Faith,  Farm

Sprouts

Messy, mysterious, all over the place…yep, this pretty much looks like our life right now. Those were the exact thoughts I had running through my head last weekend as I looked down upon the potatoes that we were preparing to put into the ground. For just as the potato is one, yet springs forth multiple sprouts, so it is with us during our current season of life. For while we are all working together as one family unit, we are all shooting off in so many different directions right now that many days it feels just like those sprouts…chaotic, unpredictable, and uncontainable.

The reality of the journey we are embarking on came full circle last weekend after a series of multiple setbacks which left me feeling defeated, disappointed, and dismayed.

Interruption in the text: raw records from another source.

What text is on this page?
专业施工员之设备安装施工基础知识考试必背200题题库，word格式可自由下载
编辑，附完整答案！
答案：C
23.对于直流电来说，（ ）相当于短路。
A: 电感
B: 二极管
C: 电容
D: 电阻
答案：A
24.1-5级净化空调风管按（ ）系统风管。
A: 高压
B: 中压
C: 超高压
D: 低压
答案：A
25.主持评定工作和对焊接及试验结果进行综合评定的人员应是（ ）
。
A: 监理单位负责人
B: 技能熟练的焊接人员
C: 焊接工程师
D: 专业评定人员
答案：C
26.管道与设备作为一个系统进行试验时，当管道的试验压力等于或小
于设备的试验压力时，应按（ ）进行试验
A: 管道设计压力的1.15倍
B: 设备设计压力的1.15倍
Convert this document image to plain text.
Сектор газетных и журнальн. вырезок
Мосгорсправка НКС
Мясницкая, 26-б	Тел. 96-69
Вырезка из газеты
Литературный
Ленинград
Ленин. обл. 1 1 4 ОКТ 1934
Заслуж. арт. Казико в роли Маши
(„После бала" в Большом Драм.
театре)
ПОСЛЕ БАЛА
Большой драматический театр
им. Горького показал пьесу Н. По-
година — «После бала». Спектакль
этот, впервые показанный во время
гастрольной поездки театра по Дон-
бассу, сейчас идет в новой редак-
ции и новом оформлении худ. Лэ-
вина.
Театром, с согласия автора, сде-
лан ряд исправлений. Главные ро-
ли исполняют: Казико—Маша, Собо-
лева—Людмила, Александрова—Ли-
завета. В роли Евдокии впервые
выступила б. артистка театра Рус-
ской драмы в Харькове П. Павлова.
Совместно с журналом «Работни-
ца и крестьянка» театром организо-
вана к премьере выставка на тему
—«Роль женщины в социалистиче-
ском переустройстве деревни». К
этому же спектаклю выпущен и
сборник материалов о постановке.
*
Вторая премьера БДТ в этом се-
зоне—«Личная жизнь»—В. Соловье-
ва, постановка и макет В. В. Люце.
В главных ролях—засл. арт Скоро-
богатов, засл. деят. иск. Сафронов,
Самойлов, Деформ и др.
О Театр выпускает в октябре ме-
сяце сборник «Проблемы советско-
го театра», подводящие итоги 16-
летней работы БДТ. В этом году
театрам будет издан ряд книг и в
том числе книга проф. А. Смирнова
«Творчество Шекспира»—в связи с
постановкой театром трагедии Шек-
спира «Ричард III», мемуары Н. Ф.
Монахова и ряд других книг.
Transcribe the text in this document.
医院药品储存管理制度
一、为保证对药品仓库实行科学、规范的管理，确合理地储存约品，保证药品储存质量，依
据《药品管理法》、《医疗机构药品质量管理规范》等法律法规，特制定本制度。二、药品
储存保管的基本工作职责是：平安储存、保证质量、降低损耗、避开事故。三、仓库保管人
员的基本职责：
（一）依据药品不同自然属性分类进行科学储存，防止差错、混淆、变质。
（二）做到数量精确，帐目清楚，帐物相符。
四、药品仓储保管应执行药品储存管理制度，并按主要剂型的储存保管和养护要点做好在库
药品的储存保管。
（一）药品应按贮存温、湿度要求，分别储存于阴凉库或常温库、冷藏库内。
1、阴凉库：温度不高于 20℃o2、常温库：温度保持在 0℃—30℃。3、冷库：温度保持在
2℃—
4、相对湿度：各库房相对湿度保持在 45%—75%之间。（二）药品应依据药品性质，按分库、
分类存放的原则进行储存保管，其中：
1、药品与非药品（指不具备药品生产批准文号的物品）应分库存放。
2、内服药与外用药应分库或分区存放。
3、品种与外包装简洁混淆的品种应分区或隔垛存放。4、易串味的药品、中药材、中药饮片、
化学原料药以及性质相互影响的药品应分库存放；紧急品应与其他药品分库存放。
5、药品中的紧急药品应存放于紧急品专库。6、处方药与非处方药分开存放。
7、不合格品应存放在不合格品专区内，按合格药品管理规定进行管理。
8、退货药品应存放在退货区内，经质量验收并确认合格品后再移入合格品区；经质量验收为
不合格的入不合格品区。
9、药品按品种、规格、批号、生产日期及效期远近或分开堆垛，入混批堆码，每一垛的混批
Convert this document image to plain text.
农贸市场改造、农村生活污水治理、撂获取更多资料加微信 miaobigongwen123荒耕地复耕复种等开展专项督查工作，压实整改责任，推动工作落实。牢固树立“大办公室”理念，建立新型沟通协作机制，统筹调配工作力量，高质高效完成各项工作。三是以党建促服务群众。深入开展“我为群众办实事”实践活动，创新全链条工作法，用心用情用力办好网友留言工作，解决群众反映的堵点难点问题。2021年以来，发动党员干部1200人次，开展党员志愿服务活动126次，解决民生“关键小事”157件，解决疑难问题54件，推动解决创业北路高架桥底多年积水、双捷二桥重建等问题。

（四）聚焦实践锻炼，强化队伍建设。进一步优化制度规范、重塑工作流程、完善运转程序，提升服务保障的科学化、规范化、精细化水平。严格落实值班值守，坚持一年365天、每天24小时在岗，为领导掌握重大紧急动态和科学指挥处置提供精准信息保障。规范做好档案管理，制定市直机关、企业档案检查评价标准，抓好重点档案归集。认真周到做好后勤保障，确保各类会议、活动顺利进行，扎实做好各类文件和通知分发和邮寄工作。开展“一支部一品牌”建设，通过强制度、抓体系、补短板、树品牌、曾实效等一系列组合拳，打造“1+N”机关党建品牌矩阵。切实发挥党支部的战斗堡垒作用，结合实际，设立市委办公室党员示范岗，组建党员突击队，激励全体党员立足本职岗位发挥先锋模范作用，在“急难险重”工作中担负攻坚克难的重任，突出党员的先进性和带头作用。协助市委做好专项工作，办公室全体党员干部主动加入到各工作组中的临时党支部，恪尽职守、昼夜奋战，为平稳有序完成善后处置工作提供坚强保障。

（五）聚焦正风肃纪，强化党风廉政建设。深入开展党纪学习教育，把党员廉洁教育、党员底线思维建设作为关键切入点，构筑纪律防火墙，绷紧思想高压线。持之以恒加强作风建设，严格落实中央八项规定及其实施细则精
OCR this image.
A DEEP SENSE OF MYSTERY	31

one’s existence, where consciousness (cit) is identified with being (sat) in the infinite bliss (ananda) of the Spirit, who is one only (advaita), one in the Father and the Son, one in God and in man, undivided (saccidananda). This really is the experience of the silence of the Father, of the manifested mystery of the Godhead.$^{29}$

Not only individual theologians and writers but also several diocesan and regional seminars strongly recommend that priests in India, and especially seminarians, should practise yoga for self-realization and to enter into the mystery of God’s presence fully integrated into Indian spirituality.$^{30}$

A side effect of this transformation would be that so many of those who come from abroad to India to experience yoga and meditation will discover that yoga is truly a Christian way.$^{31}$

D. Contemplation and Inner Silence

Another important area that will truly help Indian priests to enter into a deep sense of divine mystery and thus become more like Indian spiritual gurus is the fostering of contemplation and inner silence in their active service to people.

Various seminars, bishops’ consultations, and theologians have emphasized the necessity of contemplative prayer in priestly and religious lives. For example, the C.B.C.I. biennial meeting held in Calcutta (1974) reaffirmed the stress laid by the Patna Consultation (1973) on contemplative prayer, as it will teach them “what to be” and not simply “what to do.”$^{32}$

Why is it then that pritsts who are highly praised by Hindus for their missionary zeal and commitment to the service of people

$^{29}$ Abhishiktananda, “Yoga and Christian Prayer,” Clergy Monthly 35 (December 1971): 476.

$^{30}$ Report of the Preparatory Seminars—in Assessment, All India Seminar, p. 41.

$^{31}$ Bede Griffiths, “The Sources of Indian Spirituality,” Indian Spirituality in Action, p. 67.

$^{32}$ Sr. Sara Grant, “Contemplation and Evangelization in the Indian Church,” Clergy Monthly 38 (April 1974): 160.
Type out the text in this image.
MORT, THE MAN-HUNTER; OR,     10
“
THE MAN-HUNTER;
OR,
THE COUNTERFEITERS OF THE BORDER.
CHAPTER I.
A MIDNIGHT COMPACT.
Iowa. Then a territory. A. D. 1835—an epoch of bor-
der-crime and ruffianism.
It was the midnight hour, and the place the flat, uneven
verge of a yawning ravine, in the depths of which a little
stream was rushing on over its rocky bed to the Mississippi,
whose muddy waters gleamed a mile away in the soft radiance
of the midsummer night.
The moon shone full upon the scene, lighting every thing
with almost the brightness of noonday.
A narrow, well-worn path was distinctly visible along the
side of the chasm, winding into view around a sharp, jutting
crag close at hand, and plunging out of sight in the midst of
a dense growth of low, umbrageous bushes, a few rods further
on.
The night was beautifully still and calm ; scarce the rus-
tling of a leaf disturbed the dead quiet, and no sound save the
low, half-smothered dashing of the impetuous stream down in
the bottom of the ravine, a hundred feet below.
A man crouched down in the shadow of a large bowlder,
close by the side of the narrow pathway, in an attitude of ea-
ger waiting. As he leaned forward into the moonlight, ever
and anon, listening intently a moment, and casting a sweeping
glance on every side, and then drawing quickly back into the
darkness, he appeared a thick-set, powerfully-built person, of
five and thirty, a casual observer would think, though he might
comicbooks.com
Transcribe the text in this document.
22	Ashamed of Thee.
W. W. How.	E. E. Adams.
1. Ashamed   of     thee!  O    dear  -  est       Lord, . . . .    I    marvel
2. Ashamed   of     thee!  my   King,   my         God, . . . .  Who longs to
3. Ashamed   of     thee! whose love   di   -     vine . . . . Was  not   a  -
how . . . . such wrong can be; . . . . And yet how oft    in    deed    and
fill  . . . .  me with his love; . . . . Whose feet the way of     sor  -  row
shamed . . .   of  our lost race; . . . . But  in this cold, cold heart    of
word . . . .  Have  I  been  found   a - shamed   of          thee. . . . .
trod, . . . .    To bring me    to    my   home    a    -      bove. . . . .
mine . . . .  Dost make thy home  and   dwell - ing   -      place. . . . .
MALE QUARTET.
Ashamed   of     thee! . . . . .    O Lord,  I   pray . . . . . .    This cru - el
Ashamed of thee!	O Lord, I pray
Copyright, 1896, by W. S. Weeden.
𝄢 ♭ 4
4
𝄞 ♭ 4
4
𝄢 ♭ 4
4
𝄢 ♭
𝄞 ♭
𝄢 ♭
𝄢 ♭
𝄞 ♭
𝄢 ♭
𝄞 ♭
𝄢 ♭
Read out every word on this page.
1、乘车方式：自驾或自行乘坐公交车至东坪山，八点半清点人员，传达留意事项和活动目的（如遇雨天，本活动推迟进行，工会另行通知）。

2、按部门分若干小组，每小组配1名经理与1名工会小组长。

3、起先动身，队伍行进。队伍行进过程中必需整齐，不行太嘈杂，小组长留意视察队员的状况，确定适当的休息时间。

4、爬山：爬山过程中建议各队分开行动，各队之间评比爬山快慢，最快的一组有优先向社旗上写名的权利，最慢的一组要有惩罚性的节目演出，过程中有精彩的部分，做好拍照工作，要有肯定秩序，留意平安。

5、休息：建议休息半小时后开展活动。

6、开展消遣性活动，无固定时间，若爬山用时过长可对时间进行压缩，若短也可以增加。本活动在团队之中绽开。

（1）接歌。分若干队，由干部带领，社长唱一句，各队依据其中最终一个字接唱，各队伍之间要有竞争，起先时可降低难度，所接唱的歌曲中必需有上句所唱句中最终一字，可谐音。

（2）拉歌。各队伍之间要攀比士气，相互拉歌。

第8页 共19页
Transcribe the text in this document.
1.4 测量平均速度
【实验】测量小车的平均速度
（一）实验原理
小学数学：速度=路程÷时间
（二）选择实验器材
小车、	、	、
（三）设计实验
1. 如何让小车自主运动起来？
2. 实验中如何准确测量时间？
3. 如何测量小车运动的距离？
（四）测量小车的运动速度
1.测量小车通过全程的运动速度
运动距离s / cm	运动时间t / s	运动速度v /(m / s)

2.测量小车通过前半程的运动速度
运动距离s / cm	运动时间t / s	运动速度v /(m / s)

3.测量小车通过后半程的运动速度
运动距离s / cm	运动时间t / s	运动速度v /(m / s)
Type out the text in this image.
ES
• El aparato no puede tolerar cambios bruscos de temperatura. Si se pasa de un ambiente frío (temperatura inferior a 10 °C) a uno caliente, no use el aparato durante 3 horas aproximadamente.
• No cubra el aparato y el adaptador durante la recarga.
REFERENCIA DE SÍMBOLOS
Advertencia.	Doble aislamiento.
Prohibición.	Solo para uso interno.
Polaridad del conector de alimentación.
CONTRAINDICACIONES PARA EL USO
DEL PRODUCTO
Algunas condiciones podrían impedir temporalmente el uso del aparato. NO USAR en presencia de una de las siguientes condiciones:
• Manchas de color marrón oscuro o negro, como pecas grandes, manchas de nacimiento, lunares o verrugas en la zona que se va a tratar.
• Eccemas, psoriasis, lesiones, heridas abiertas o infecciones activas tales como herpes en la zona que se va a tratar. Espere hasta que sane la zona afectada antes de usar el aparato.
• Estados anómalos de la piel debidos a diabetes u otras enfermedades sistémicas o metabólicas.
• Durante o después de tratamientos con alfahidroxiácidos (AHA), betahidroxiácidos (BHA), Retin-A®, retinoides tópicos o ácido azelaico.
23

And while I’m completely certain that we are exactly where God wants us- some days it all seems like too much. What on earth are we thinking? Is this truly the best decision for our family? How am I going to balance motherhood, homeschooling, and be a sufficient helpmate to my husband in the midst of  tending multiple acres of crops, livestock, running a daily farm stand, juggling multiple Farmer’s Markets, and then, oh, yeah, there’s my dream of restoring the mill…wonder when that’s ever going to happen? These are the thoughts within my mind that have become the proverbial lyrics to the playlist of fear, frequently set on repeat.

Yet as I sat on the freshly tilled land last weekend, cutting off each individual potato sprout, God made it so clear to me that I was looking at all of this in the wrong way. For yes, while our life seems like it’s sprouting off uncontrollably,  He reminded me that each and every one of those sprouts has an essential purpose: new life. Life that can only be brought forth through Him when we trust His process and allow Him to take each convoluted facet of our life and turn the mess into the manifold.

And so today, I’m handing over my sprouts. I will offer up my sprout of limited capacity, trusting that He will prove limitless. I’m laying down my sprout of exhaustion, knowing that He invites me into rest. In faith, I will surrender my sprout of uncertainty, all the while staying close to the only One who remains certain. He is able, but we must be willing. Willing to allow ourselves to let go of the fear- to be taken completely apart- to be laid into the ground- to trust that new life is springing forth even when we can’t see what’s happening under the surface. He is the Master Gardener. The Tender of our Souls. The good that is sprouting forth.